With a uniform message and national structure, the "lawsuit abuse" campaign grew exponentially in the states in the 1990s. Trial lawyers and consumer groups fought back with hastily erected alliances. The tort reformers effectively used distorted anecdotes about minor injuries bringing absurd verdicts. The trial lawyers' counterpunch to "lawsuit abuse" was "tort deform," which sounded like a bad joke from a faculty cocktail party.
Now the message has become so familiar it has jumped the fence from think tanks to John Stossel, drive-time radio and David Letterman's Top Ten, coming perilously close to turning Americans against the civil jury, perhaps our most radically democratic institution. Its success can be measured by sitting in a Texas courthouse and hearing potential jurors recite, one after another, that there are just too many frivolous lawsuits.
There are, of course, plenty of things wrong with the civil justice system. It has high "transaction" costs, meaning money that should go to victims is eaten up by lawyers and others, but worst of all, it is haphazard.
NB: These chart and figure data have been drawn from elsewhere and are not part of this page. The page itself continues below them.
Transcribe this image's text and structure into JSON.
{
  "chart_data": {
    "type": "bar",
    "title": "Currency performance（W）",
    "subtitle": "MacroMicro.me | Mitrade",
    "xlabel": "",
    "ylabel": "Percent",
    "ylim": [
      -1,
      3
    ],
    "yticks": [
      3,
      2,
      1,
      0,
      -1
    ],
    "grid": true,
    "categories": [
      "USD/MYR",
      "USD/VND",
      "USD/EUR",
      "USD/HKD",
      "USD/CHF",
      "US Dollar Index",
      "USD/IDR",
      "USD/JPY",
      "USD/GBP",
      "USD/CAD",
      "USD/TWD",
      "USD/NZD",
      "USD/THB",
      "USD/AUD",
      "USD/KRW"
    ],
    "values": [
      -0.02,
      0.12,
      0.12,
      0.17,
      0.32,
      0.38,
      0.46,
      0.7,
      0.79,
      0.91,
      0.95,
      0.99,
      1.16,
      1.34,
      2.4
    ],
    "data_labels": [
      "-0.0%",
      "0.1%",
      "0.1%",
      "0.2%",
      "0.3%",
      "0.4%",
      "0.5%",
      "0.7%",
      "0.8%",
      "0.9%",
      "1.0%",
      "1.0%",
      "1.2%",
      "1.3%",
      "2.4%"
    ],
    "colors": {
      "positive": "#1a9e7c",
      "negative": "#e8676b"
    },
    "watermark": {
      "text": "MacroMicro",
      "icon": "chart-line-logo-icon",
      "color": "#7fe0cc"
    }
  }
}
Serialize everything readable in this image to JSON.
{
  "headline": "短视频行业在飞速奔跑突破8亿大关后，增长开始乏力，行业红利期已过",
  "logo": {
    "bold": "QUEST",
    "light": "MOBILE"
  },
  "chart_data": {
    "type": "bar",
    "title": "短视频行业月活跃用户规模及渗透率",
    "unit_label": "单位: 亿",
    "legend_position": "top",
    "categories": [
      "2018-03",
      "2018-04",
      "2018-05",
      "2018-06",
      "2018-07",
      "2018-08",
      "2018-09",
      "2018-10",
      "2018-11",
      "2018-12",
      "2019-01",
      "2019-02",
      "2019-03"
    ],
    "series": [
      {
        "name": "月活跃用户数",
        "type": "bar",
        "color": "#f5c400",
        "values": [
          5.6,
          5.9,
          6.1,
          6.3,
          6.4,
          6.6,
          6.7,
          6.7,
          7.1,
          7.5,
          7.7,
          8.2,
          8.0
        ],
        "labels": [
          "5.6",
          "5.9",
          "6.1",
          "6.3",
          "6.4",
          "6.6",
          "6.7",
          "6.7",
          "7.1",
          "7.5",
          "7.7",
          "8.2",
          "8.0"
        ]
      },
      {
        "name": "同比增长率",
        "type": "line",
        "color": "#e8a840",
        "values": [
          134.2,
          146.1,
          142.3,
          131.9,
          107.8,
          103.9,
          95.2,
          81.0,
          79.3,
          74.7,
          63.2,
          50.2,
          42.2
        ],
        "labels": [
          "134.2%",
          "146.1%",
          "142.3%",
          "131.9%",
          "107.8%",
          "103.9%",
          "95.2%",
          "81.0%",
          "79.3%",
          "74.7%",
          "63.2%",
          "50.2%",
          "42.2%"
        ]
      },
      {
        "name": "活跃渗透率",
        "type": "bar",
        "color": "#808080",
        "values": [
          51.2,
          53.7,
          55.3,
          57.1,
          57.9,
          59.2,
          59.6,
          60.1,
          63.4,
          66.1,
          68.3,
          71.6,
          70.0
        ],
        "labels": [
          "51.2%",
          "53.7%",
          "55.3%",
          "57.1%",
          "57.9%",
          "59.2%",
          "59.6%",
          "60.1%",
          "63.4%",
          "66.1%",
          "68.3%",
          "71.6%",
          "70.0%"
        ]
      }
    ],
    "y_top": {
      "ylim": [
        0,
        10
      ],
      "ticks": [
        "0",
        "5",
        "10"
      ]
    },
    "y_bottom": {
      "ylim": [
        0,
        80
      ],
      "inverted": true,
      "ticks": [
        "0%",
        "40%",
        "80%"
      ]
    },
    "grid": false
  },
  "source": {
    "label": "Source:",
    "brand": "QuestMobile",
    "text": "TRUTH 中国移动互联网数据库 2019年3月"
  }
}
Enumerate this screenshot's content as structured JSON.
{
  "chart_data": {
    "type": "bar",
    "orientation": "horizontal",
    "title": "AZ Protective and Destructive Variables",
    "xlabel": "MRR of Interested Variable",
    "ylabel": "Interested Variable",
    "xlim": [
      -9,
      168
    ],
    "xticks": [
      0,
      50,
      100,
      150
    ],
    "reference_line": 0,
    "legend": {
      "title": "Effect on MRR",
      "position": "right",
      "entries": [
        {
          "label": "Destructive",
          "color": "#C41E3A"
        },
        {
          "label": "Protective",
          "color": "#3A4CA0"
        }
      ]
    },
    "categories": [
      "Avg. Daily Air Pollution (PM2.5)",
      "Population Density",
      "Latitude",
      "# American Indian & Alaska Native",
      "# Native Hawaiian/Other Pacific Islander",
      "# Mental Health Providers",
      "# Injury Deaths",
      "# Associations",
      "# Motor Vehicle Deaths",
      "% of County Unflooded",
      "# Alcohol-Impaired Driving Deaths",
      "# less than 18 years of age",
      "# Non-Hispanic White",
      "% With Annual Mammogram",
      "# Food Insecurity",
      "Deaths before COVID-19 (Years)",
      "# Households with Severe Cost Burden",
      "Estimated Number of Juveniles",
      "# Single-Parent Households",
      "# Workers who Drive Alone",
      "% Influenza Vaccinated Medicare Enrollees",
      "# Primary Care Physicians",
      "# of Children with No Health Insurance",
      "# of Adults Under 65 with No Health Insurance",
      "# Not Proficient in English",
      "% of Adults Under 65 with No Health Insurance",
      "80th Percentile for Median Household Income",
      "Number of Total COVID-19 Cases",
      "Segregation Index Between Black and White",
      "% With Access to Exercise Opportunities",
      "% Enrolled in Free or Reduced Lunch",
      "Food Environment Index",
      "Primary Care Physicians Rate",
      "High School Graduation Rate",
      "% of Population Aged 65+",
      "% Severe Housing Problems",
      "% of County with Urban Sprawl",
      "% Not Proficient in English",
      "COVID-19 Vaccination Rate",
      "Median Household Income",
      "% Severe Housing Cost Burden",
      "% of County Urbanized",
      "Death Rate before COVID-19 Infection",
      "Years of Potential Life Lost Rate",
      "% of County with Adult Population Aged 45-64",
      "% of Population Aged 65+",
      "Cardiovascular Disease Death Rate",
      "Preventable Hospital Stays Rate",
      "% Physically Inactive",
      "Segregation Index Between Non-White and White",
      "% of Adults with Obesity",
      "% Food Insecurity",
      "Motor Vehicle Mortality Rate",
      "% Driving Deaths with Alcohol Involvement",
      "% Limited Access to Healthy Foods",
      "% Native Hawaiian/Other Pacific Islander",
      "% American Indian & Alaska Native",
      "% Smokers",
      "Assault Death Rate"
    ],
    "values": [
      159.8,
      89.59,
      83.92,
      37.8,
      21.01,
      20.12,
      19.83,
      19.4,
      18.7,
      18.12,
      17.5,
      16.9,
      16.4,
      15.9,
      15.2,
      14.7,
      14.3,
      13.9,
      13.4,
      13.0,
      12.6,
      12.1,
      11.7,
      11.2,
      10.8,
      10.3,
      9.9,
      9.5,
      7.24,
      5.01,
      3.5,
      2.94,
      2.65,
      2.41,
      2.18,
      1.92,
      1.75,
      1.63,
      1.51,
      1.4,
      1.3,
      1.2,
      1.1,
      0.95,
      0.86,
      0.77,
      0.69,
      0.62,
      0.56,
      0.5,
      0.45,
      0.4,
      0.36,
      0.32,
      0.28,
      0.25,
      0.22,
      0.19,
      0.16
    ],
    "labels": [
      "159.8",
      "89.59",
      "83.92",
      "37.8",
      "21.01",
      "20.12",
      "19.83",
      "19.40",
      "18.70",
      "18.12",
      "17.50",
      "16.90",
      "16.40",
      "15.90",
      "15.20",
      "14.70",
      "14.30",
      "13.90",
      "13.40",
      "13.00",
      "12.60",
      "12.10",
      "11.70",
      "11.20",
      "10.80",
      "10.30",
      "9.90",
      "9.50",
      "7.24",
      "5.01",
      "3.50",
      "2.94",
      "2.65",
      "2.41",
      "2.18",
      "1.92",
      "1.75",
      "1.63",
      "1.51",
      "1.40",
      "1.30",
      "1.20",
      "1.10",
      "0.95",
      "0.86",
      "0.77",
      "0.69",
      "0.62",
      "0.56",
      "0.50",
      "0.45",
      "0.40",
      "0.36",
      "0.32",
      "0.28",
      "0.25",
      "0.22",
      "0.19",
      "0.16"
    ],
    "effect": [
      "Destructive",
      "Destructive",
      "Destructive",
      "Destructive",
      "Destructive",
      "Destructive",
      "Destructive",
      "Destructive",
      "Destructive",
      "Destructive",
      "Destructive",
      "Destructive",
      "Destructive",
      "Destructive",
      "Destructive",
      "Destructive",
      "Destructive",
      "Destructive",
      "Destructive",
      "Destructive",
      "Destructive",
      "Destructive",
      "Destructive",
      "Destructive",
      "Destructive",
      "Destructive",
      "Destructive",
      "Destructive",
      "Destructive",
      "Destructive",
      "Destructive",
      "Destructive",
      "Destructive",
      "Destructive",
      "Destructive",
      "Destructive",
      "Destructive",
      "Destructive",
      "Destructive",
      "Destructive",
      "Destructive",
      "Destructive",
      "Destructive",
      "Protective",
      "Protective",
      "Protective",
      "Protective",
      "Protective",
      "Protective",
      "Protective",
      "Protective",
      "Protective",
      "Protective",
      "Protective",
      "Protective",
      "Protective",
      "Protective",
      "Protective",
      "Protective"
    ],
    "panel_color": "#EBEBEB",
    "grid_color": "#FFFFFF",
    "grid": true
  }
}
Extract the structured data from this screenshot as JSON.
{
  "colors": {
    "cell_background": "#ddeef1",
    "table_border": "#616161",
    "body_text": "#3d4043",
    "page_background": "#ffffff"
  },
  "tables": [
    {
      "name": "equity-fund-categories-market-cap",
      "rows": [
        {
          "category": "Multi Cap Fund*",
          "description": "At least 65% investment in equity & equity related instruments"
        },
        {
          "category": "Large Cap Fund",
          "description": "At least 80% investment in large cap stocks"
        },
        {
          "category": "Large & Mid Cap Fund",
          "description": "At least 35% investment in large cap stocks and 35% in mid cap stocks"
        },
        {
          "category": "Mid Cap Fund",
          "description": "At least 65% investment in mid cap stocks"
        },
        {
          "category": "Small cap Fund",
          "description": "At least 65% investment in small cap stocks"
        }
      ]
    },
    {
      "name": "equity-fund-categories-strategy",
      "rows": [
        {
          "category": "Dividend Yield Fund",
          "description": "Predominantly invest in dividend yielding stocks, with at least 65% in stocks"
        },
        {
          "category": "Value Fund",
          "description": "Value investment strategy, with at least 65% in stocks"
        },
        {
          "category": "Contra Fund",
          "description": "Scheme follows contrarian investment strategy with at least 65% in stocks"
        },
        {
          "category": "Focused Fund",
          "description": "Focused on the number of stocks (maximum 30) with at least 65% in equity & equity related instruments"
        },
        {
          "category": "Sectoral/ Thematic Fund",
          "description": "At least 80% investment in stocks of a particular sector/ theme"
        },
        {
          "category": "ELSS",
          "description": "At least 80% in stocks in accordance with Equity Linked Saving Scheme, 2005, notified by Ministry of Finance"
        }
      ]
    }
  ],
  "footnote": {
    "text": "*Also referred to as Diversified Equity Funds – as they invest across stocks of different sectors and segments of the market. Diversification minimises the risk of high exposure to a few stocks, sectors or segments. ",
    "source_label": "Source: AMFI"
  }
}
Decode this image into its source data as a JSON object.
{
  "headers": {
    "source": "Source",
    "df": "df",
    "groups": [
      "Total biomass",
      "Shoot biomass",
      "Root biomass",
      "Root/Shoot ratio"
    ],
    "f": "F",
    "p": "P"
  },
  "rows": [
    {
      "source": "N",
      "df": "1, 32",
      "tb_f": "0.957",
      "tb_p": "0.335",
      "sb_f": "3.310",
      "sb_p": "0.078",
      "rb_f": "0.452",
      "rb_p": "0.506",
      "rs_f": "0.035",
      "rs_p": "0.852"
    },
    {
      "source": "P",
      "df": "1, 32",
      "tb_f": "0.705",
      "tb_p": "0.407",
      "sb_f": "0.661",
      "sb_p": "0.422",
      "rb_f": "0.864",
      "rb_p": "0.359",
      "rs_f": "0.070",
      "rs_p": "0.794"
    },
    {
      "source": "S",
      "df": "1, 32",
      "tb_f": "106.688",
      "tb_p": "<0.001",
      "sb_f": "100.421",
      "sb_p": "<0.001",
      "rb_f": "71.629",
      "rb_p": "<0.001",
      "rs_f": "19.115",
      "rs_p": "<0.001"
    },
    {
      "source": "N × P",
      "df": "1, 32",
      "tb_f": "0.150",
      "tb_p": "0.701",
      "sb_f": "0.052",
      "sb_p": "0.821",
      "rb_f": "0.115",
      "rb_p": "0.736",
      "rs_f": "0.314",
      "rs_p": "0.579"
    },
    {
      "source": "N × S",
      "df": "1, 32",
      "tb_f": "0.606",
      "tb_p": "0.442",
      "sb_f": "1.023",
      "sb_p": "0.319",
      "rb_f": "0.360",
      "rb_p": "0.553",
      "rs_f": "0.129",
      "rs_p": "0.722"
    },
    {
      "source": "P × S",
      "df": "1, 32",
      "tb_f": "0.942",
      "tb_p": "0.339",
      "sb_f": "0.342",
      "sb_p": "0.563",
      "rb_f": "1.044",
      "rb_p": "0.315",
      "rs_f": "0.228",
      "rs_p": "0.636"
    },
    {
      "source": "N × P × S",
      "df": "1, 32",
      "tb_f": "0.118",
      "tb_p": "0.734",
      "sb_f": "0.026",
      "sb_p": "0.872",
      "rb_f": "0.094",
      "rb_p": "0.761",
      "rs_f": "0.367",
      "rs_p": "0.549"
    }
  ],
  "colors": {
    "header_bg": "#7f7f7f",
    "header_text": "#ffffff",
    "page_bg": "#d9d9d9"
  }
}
In 1991 a Harvard University study of medical malpractice in New York State found an unexpectedly high rate of medical accidents. However, few of even the most serious "mishaps" resulted in lawsuits, and there was no correlation between severity and litigation.
Carl Bogus, a law professor at Roger Williams University, argues that what plaintiff's lawyers do best is regulate, a role that has become more and more vital as government's watchdog function has shrunk under conservative attack. Bogus notes that while asbestos caused 170,000 deaths from lung cancer, the Environmental Protection Agency was never able to ban it. Lawsuits forced it from the market.
However, if this vital aspect of the civil justice system is to be rescued, someone will have to make the case for it. Despite Bush's persistent attacks and the presence of trial lawyer Edwards on the ticket, the Democrats apparently consider tort issues unmentionable. Part of the problem, says Gilbert, the trial-lawyer lobbyist, is that defending the system is inherently problematic. "If someone's been a victim of medical malpractice, to like say, Oh, but gee, aren't you lucky because you get to bring a medical malpractice lawsuit! It's like, Well thank you very much, I'd much rather that it never happened at all," says Gilbert.